何琳说,“人老了,位置又退了,手里只剩这点东西。谁对他客气,他就给谁方便。江数不是一定能给他多少钱,主要是让他觉得自己还在桌上。”
“第二处。”
何琳翻到园区能耗采集平台。
“园区能耗采集平台现在归南州城市能源服务公司管,不属于高新区管委会的内网系统。”
苏瑾看着她:“这个我们知道。合同里写的是提供接口。”
“提供接口,不代表他们愿意提供。”
何琳说,“南州城市能源服务公司是市属企业,跟高新区管委会是合作关系,不是上下级。能耗数据在他们手里,平台也在他们手里。你们要是直接找高新区要数据,高新区会说系统不归他们;你们去找城市能源服务公司,对方会说没有项目授权,不能给外部企业开放底层数据。”
“那就先签授权?”
“签授权也不一定快。”
何琳翻了一页,露出一张流程图。
“城市能源服务公司这边,数据接口由生产运营部负责,数据安全由信息中心负责,涉及园区企业的用能数据,还要让法务和国资监管部门看一遍。每个部门都有理由说自己不能单独决定。”
沈夕看着那张图,觉得头都大了。
一套能耗平台,竟然要经过这么多人。
她以前给顾客改裤脚,顾客说长两厘米。她拿到裁缝店,裁缝说要先量腰围。量完腰围又说裤脚边已经锁过,拆线要加钱。加完钱顾客又说不改了。
人一多,事情就不是原来的事情了。
苏瑾问:“有没有更快的口子?”
何琳说:“有。但不能按‘接入对方系统’来做。”
“怎么做?”
“做数据镜像。”
“不要碰他们底层系统,也不直接改他们的平台。由城市能源服务公司按权限把指定数据生成镜像流,经过脱敏和分级后,推送到高新区的中间节点。

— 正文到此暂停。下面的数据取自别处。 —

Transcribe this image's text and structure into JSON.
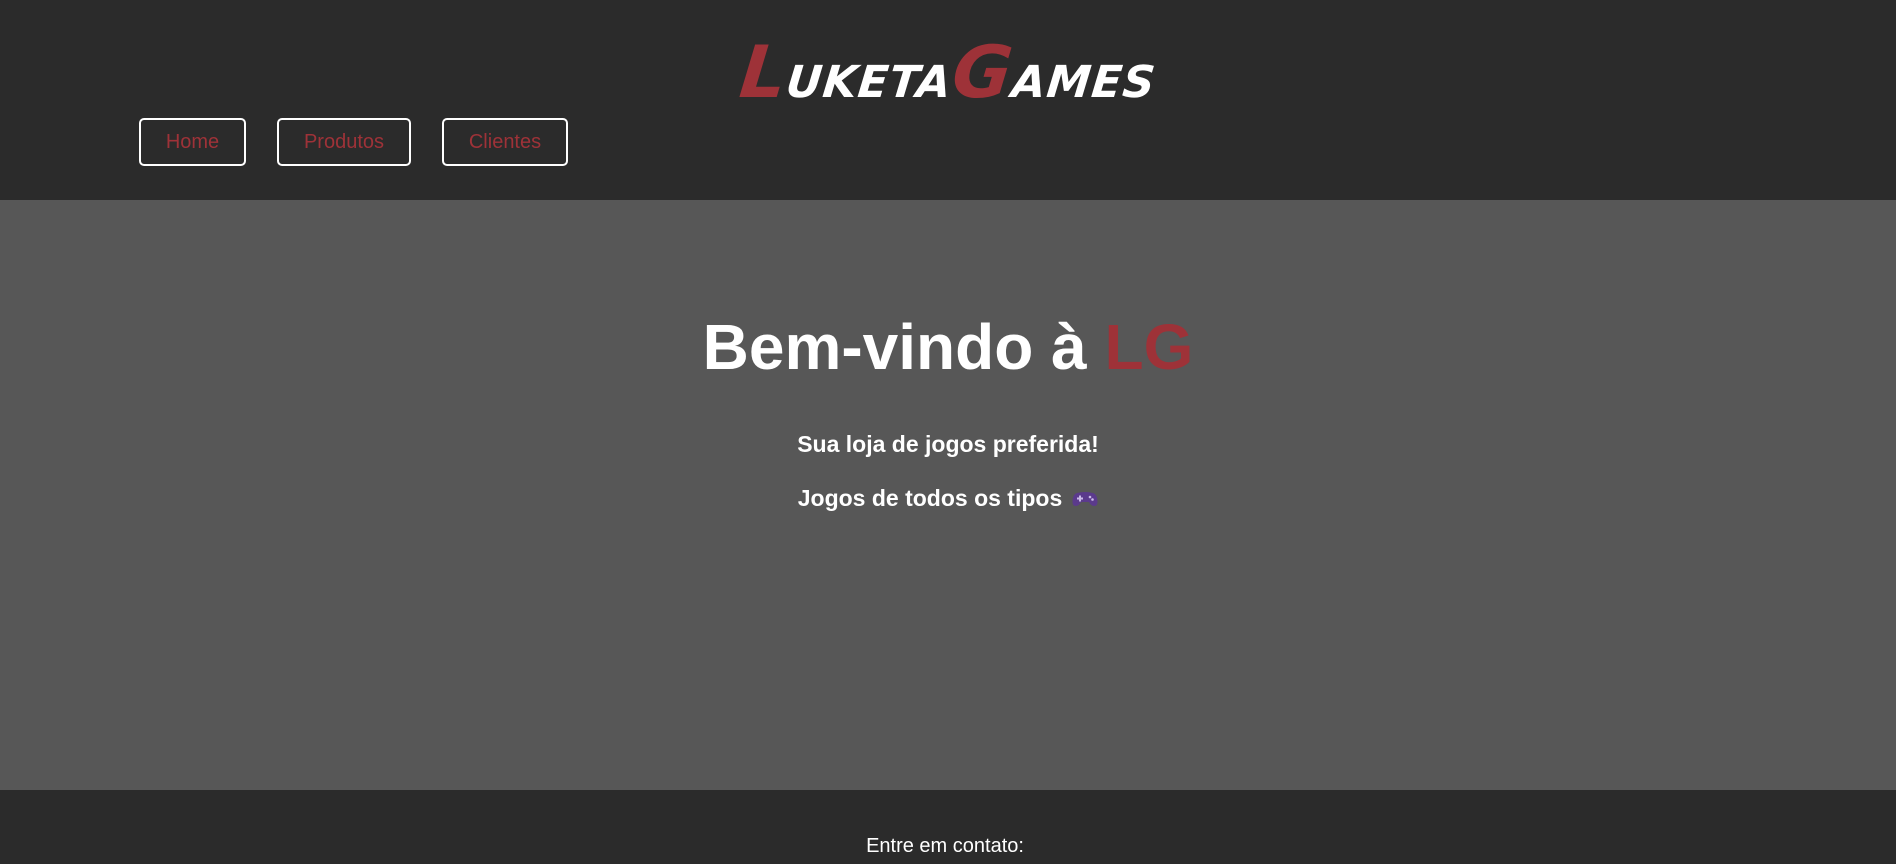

星汉只接中间节点,不碰原始库。这样,城市能源服务公司不用把底层权限交出来,高新区也能看到自己的数据。”
苏瑾沉默了几秒。
“镜像流的责任边界怎么划?”
“写进三方备忘录。”
何琳说,“城市能源服务公司负责原始数据生成和脱敏,高新区负责使用范围和业务定义,星汉负责中间节点和应用层。谁的数据,谁负责;谁用数据,谁留痕。别要求他们开放底层,他们就少一层顾虑。”
“这不是传统意义上的接口对接。”
“对。”
“验收时,专家会不会说方案不完整?”
“会有人说。”
何琳低头看着文件,“但比你直接要求城市能源服务公司开放系统权限更容易落地。项目验收看的是业务能不能跑,不是看你有没有把别人的数据库搬到自己家里。”
姜临问:“你以前做过类似的?”
“参与过。”
“哪个项目?”
“省里的企业能耗监测平台。”
何琳说,“当时也有人要求直接接省属平台底层,后来没做。数据镜像方案跑了两年,问题少很多。”
苏瑾拿笔在纸上记了一行。
“第三处。”
何琳把文件翻到最后的验收安排。
“专家评审。”
她说,“工信厅的人还会在。”
沈夕看了她一眼。
这事姜临他们前面已经知道,评标时那个魏副处长就是工信厅的人。现在文件还没签,验收又要经过专家评审,绕了一圈,人还在。
苏瑾问:“具体是谁?”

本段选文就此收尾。